Non sarebbe un problema se il lavoro non retribuito fosse ripartito equamente tra i sessi. Invece risulta che le donne realizzano il 61,3% del lavoro non retribuito, mentre gli uomini il 61.6% di quello retribuito. Il maggiore impegno delle donne in un contesto non remunerato, che grazie a questa statistica possiamo quantificare in termini di tempo e di capacità di produrre ricchezza, ostacola la partecipazione con lo stesso slancio al mercato del lavoro remunerato. Non si tratta di un impegno di poco conto: per una donna in proporzione ogni 8 ore di lavoro remunerato, ce ne sono quasi 15 di lavoro non remunerato.
Questa condizione ha una serie di conseguenze che conducono alla disparità: minore investimento sulla professione, salari più bassi, minori opportunità di carriera e, in definitiva, maggiore rischio di povertà.
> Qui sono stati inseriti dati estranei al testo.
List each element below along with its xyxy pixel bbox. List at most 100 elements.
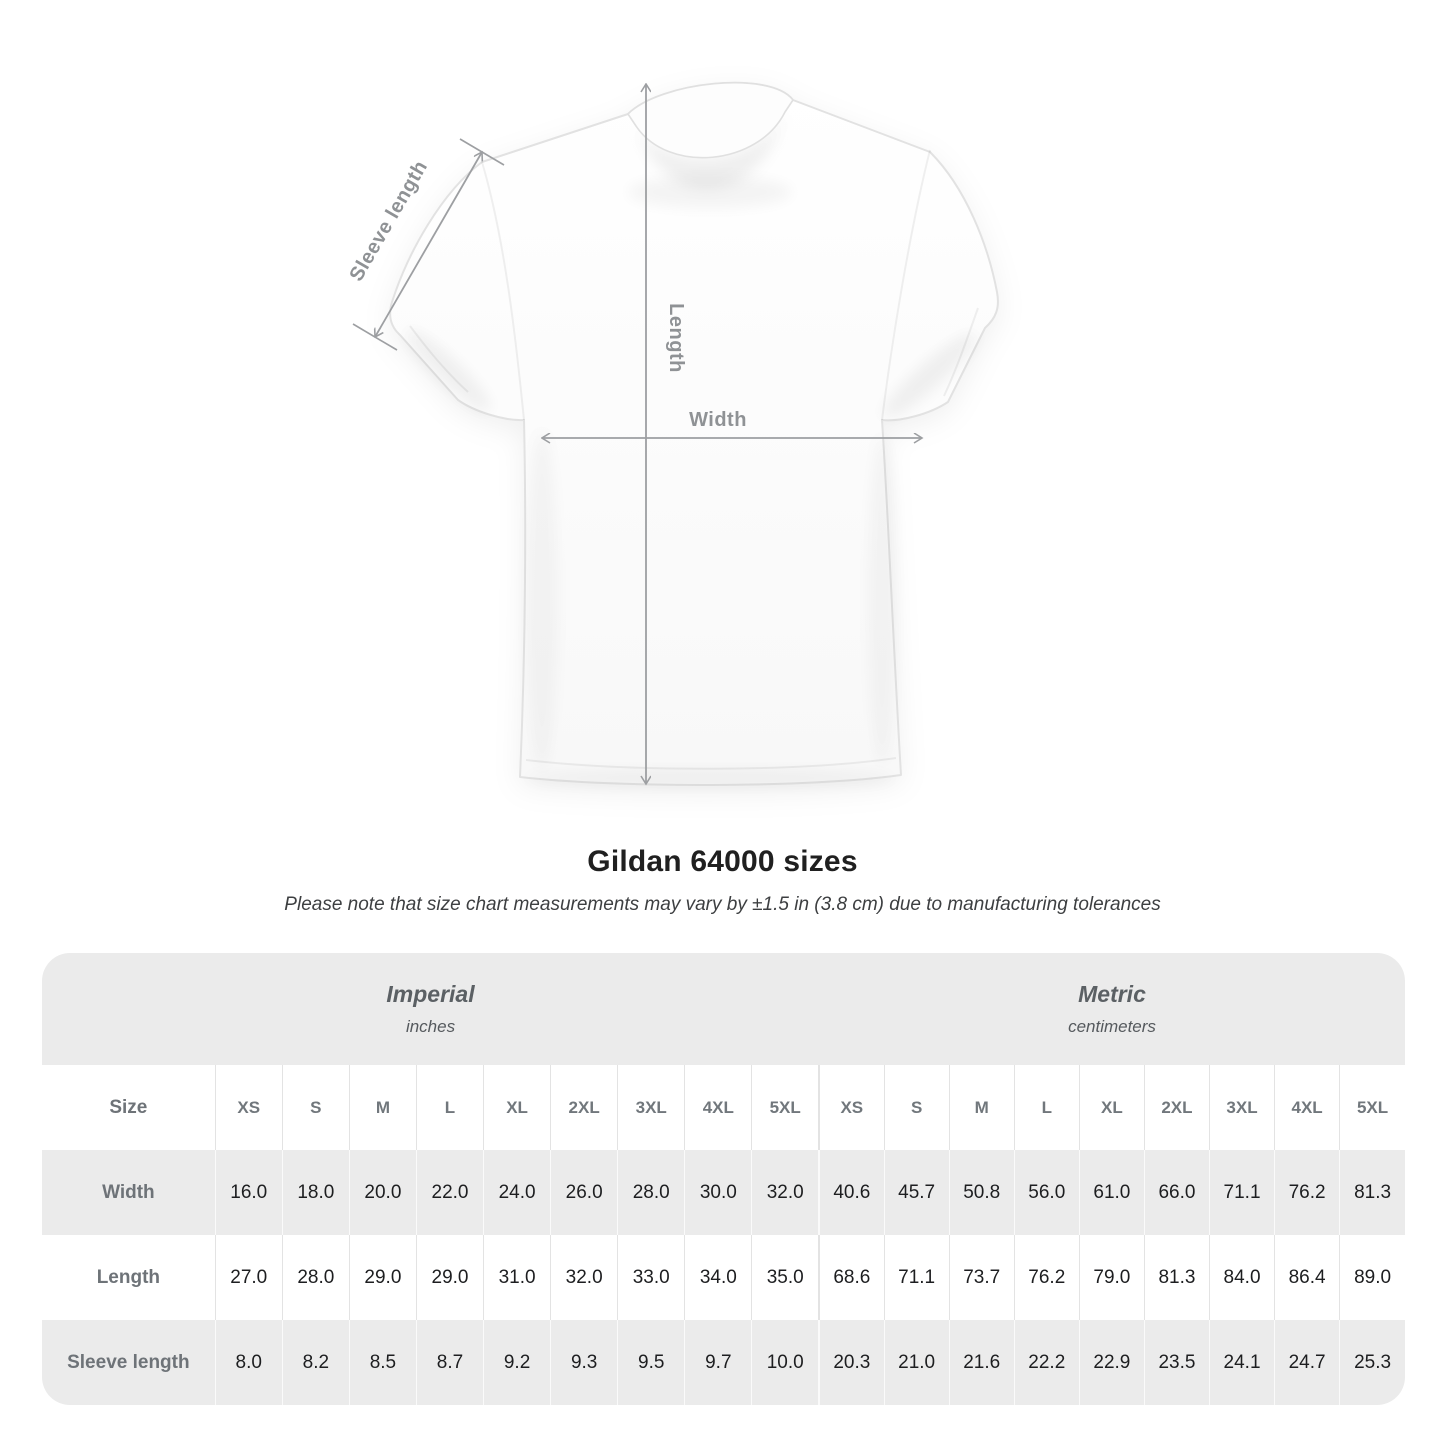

È per questo che dedicheremo l’8 marzo alla sensibilizzazione su questo importante tema.
Non è tuttavia da tralasciare un'altra importante conseguenza che ha risvolti piuttosto psicologici. Il valore del lavoro non remunerato viene ancora troppo spesso sottostimato sia da chi ne beneficia che da chi lo svolge, proprio perché non se ne vede una contropartita. Affatto considerate per il grande impegno offerto nella cura gratuita degli altri, ci si trova mortificate anche nello slancio professionale.
Quello di una ripartizione dei compiti più equa in seno alla famiglia non è quindi un tema di poco conto, ma di prioritaria importanza nell’ottica di affrontare in modo concreto il problema della disparità salariale tra uomo e donna.
Rincuora assistere al cambiamento di mentalità che si opera nelle nuove generazioni. I giovani uomini sono molto più disposti dei loro padri ad assumersi maggiori responsabilità nella famiglia e per la cura dei figli; lo dimostra l’entusiasmo che ha accolto l’iniziativa per un congedo paternità ragionevole, che invito caldamente a sostenere in votazione nel mese di settembre. Desiderano partecipare maggiormente e con serietà alle incombenze della vita quotidiana e sono disposti per questo a rinunciare ad una parte dell’impegno lavorativo.
È in una maggiore collaborazione e nel riconoscimento reciproco dell’importante contributo sociale del lavoro non remunerato che vediamo una delle piste di intervento per affrontare lo squilibrio sociale che sfocia nella disparità salariale.